Case 4: $x^* \in \operatorname {\mathsf {con}}(\mathbf {u}_i)$ for some $i \in \{\ell +1, \ell +2, \ldots , m\}$ and $x^* \in \operatorname {\mathsf {con}}(\mathbf {v}_\ell )$ . Then

$$ \begin{align*} \mathbf{u} & = \mathbf{u}_0 \cdot \mathbf{s}_1 \mathbf{u}_1 \cdots \mathbf{s}_{\ell-1} \mathbf{u}_{\ell-1} \cdot \mathbf{s}_\ell \underbrace{\mathbf{u}_\ell}_x \cdot \, \mathbf{s}_{\ell+1} \, \underbrace{\mathbf{u}_{\ell+1} \cdots \mathbf{s}_m \mathbf{u}_m}_{x^*}, \\ \mathbf{v} & = \mathbf{u}_0 \cdot \mathbf{s}_1 \mathbf{u}_1 \cdots \mathbf{s}_{\ell-1} \mathbf{u}_{\ell-1} \cdot \mathbf{s}_\ell \underbrace{\mathbf{v}_\ell}_{x^*} \cdot \, \mathbf{s}_{\ell+1} \, \underbrace{\mathbf{v}_{\ell+1} \cdots \mathbf{s}_m \mathbf{v}_m}_x. \end{align*} $$

Hence, $\mathbf {u}[x,y] \approx \mathbf {v}[x,y]$ is $xyx^* \approx x^*yx$ , which contradicts Remark 6.3.
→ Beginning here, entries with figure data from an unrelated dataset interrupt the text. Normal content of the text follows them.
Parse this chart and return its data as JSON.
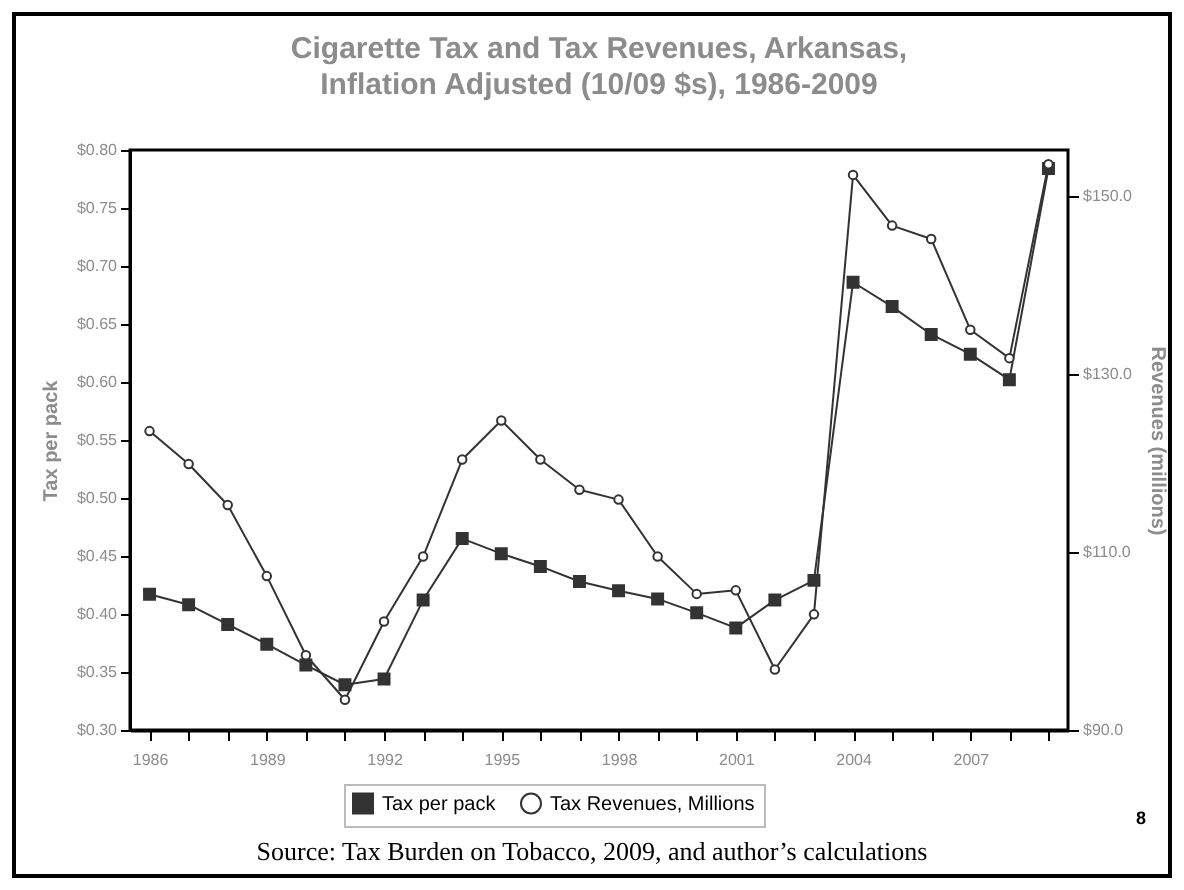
{
  "chart_data": {
    "type": "line",
    "title": "Cigarette Tax and Tax Revenues, Arkansas, Inflation Adjusted (10/09 $s), 1986-2009",
    "ylabel": "Tax per pack",
    "y2label": "Revenues (millions)",
    "categories": [
      "1986",
      null,
      null,
      "1989",
      null,
      null,
      "1992",
      null,
      null,
      "1995",
      null,
      null,
      "1998",
      null,
      null,
      "2001",
      null,
      null,
      "2004",
      null,
      null,
      "2007",
      null,
      null
    ],
    "series": [
      {
        "name": "Tax per pack",
        "color": "#333333",
        "marker": "square",
        "values": [
          0.417,
          0.408,
          0.391,
          0.374,
          0.356,
          0.339,
          0.344,
          0.412,
          0.465,
          0.452,
          0.441,
          0.428,
          0.42,
          0.413,
          0.401,
          0.388,
          0.412,
          0.429,
          0.686,
          0.665,
          0.641,
          0.624,
          0.602,
          0.784
        ]
      },
      {
        "name": "Tax Revenues, Millions",
        "color": "#333333",
        "marker": "circle",
        "axis": "y2",
        "values": [
          123.6,
          119.9,
          115.3,
          107.3,
          98.4,
          93.4,
          102.2,
          109.5,
          120.4,
          124.8,
          120.4,
          117.0,
          115.9,
          109.5,
          105.3,
          105.7,
          96.8,
          103.0,
          152.4,
          146.7,
          145.2,
          135.0,
          131.8,
          153.6
        ]
      }
    ],
    "ylim": [
      0.3,
      0.8
    ],
    "yticks": [
      {
        "value": 0.3,
        "label": "$0.30"
      },
      {
        "value": 0.35,
        "label": "$0.35"
      },
      {
        "value": 0.4,
        "label": "$0.40"
      },
      {
        "value": 0.45,
        "label": "$0.45"
      },
      {
        "value": 0.5,
        "label": "$0.50"
      },
      {
        "value": 0.55,
        "label": "$0.55"
      },
      {
        "value": 0.6,
        "label": "$0.60"
      },
      {
        "value": 0.65,
        "label": "$0.65"
      },
      {
        "value": 0.7,
        "label": "$0.70"
      },
      {
        "value": 0.75,
        "label": "$0.75"
      },
      {
        "value": 0.8,
        "label": "$0.80"
      }
    ],
    "y2lim": [
      90,
      155.2
    ],
    "y2ticks": [
      {
        "value": 90,
        "label": "$90.0"
      },
      {
        "value": 110,
        "label": "$110.0"
      },
      {
        "value": 130,
        "label": "$130.0"
      },
      {
        "value": 150,
        "label": "$150.0"
      }
    ],
    "legend": "bottom",
    "grid": false,
    "annotations": [
      "Source: Tax Burden on Tobacco, 2009, and author’s calculations",
      "8"
    ]
  }
}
Since all four cases are impossible, we must have $\operatorname {\mathsf {con}}(\mathbf {u}_\ell ) = \operatorname {\mathsf {con}}(\mathbf {v}_\ell )$ . Then by (CF4), there exists some $x \in \operatorname {\mathsf {non}}(\mathbf {u}) = \operatorname {\mathsf {non}}(\mathbf {v})$ such that $\operatorname {\mathsf {occ}}(x,\mathbf {u}_\ell ) \neq \operatorname {\mathsf {occ}}(x,\mathbf {v}_\ell )$ . Generality is not lost by assuming $\operatorname {\mathsf {occ}}(x,\mathbf {u}_\ell ) = 2$ and $\operatorname {\mathsf {occ}}(x,\mathbf {v}_\ell )=1$ with $x \in \mathcal {A}$ . Then

$$ \begin{align*} \mathbf{u} & = \mathbf{u}_0 \cdot \mathbf{s}_1 \mathbf{u}_1 \cdots \mathbf{s}_{\ell-1} \mathbf{u}_{\ell-1} \cdot \mathbf{s}_\ell \underbrace{\mathbf{u}_\ell}_{x^2} \cdot \, \mathbf{s}_{\ell+1} \mathbf{u}_{\ell+1} \cdots \mathbf{s}_m \mathbf{u}_m, \\ \mathbf{v} & = \mathbf{u}_0 \cdot \mathbf{s}_1 \mathbf{u}_1 \cdots \mathbf{s}_{\ell-1} \mathbf{u}_{\ell-1} \cdot \mathbf{s}_\ell \underbrace{\mathbf{v}_\ell}_x \cdot \, \mathbf{s}_{\ell+1} \, \underbrace{\mathbf{v}_{\ell+1} \cdots \mathbf{s}_m \mathbf{v}_m}_x. \end{align*} $$

Let y be any simple variable in $\mathbf {s}_{\ell +1}$ . Then, $\mathbf {u}[x,y] \approx \mathbf {v}[x,y]$ is $x^2y \approx xyx$ , which contradicts Remark 6.3. Consequently, the index $\ell $ does not exist and the present lemma is established.